The results of the 10th Annual Market Pulse Survey from SailPoint Technologies Holdings, Inc., the leader in enterprise identity governance,
expose an alarming trend: despite an increased focus on cybersecurity
awareness in the workplace, employees' poor cybersecurity habits are
getting worse, compounded by the speed and complexity of the digital
transformation. Of the 1,600 global employees surveyed, 75% of
respondents admitted to reusing passwords across accounts, including
work and personal, compared to 56% who admitted to doing so in 2014,
when SailPoint first posed the question.
Organizations
are at varying stages of the digital transformation, and that evolution
has presented an increasingly complex IT environment to manage
securely. Yet this years' Market Pulse Survey findings points to a
workforce who are less committed to security best practices. This has
not only introduced more risk, but also a sense of frustration between
the IT team trying to secure and enable the business and users who want
to work more efficiently. Over half (55%) of survey respondents stated
their IT department can be a source of inconvenience in their
organization. This leads to employees skirting IT policies, such as the
31% who admitted that they have deployed software without IT's help
(i.e. ‘Shadow IT').
Efforts
to get around IT may not necessarily be done with malicious intent, but
the reality is they directly increase IT risk for the organization. For
example, 13% of employees admitted they would not immediately notify
their IT department if they thought they had been hacked. Further
compounding this issue is a workforce that tends not to understand the
role of all employees in keeping an organization secure, as 49% of
respondents would actually blame the IT department for a cyberattack if
one occurred as a result of an employee being hacked.
However,
it's not just today's employees exposing organizations to risk. As the
digital transformation blurs the traditional security perimeter with
cloud apps, it is also redefining the definition of a "user."

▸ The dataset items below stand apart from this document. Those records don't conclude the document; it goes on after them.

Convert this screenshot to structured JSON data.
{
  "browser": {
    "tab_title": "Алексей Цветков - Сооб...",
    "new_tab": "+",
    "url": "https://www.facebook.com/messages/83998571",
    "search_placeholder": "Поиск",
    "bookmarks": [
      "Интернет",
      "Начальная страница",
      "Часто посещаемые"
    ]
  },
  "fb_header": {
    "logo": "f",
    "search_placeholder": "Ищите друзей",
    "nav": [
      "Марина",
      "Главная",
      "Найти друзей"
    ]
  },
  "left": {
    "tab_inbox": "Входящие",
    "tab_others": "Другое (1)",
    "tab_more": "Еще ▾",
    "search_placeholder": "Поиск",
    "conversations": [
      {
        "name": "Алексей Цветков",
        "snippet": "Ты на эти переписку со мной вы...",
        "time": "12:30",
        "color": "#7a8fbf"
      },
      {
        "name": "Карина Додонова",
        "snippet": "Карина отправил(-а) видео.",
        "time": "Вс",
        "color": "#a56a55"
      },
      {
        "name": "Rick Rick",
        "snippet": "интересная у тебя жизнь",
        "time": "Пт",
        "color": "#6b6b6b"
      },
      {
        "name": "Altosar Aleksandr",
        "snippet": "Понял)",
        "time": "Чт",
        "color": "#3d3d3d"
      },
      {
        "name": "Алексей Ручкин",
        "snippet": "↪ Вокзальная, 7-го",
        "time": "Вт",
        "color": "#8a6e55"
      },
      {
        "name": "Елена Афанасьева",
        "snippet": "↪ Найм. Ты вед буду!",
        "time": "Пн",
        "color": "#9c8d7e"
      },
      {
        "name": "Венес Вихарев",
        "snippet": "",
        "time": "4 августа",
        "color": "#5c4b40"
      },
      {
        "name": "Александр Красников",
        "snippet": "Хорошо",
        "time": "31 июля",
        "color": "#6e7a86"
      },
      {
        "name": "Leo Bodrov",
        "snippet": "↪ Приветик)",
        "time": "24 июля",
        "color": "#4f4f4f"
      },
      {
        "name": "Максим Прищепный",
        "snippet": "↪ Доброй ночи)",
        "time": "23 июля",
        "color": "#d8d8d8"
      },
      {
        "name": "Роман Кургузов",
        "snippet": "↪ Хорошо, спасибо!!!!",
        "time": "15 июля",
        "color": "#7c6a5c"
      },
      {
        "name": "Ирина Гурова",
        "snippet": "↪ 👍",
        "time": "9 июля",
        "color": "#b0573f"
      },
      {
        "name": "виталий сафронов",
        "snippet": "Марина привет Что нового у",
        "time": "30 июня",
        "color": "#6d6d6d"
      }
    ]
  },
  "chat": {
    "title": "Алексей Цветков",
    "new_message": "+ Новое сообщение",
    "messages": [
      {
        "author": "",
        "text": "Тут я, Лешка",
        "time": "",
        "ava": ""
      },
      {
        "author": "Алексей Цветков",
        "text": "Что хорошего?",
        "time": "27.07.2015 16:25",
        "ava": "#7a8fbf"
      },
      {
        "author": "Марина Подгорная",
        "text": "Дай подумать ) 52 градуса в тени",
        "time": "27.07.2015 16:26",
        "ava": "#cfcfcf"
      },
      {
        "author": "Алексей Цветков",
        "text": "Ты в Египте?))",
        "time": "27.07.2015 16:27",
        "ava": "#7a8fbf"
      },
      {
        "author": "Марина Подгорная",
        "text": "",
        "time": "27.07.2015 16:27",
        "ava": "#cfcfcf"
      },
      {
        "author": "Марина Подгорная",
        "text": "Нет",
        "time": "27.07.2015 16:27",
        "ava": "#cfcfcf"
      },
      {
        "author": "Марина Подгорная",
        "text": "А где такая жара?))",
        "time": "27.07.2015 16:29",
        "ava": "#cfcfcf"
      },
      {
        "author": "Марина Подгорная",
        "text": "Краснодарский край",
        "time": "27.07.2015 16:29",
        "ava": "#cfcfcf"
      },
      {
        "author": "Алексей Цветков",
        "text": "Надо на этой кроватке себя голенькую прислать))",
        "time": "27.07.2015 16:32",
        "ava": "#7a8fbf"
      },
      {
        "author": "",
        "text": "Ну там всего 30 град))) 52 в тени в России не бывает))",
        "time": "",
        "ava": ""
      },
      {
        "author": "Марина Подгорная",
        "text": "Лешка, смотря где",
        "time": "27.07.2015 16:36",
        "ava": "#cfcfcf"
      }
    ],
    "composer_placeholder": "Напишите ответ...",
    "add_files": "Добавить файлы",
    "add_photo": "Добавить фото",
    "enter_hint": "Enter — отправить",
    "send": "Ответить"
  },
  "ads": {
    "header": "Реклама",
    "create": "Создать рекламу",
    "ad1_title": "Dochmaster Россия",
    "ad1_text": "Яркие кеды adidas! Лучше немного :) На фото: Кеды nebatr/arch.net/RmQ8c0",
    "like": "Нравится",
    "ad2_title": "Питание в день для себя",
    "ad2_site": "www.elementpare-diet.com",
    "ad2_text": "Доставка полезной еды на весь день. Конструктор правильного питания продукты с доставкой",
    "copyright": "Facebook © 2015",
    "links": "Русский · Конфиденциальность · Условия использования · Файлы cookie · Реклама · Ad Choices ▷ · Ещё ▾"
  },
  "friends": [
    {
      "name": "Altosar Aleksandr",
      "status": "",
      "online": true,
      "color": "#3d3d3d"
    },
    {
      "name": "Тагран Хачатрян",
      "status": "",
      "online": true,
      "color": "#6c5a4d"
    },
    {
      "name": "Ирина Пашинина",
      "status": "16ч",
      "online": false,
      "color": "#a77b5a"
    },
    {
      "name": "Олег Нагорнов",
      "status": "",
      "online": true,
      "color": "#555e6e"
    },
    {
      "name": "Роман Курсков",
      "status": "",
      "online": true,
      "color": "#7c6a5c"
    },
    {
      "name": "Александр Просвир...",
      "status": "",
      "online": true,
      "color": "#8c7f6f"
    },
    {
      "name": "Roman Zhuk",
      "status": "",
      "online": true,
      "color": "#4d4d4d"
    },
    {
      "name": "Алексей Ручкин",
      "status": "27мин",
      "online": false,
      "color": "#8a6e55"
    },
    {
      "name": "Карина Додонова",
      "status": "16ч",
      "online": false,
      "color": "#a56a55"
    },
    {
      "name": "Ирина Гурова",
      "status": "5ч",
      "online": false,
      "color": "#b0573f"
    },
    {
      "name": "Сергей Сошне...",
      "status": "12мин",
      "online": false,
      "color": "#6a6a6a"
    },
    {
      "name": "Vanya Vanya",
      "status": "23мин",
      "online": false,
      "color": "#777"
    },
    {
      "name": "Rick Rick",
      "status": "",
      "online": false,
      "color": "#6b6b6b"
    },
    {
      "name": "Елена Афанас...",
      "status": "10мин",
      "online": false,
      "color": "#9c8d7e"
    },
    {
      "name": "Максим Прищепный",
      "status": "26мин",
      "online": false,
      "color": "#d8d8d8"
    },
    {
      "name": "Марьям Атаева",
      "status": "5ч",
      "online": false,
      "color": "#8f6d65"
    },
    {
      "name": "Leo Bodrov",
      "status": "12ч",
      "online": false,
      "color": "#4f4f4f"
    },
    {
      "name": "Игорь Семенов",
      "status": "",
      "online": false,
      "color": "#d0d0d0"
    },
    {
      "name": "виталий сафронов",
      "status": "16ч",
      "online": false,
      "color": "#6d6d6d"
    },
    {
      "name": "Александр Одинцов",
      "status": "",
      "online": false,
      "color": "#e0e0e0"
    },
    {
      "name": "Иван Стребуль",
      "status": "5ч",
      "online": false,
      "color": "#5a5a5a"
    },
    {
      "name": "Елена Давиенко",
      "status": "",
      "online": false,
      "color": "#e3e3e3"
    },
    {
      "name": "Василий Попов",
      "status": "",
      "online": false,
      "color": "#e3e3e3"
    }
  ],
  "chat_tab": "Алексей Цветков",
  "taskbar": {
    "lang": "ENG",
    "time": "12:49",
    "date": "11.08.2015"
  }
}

Enterprises are increasingly adopting software bots powered by robotic
process automation (RPA), and granting them access to mission-critical
applications and data, like their human counterparts. Nearly half (48%)
of respondents are currently using or planning to use chatbots and
artificial intelligence personal assistants, with more than one tenth
(13%) already using these in their organization to increase their work
efficiency.
"To
secure and enable today's modern workforce, the users have become the
new ‘security perimeter' and their digital identities are the common
link across an organization's IT ecosystem at every stage of its digital
transformation," said Juliette Rizkallah, CMO, SailPoint. "By taking an
identity-centric approach to security, IT can gain full visibility and
control into which applications and data that users, including both
human and non-human bots, are accessing to do their jobs. This approach
allows enterprises of all sizes to confidently address the tension
between enablement and security exposed in our Market Pulse Survey."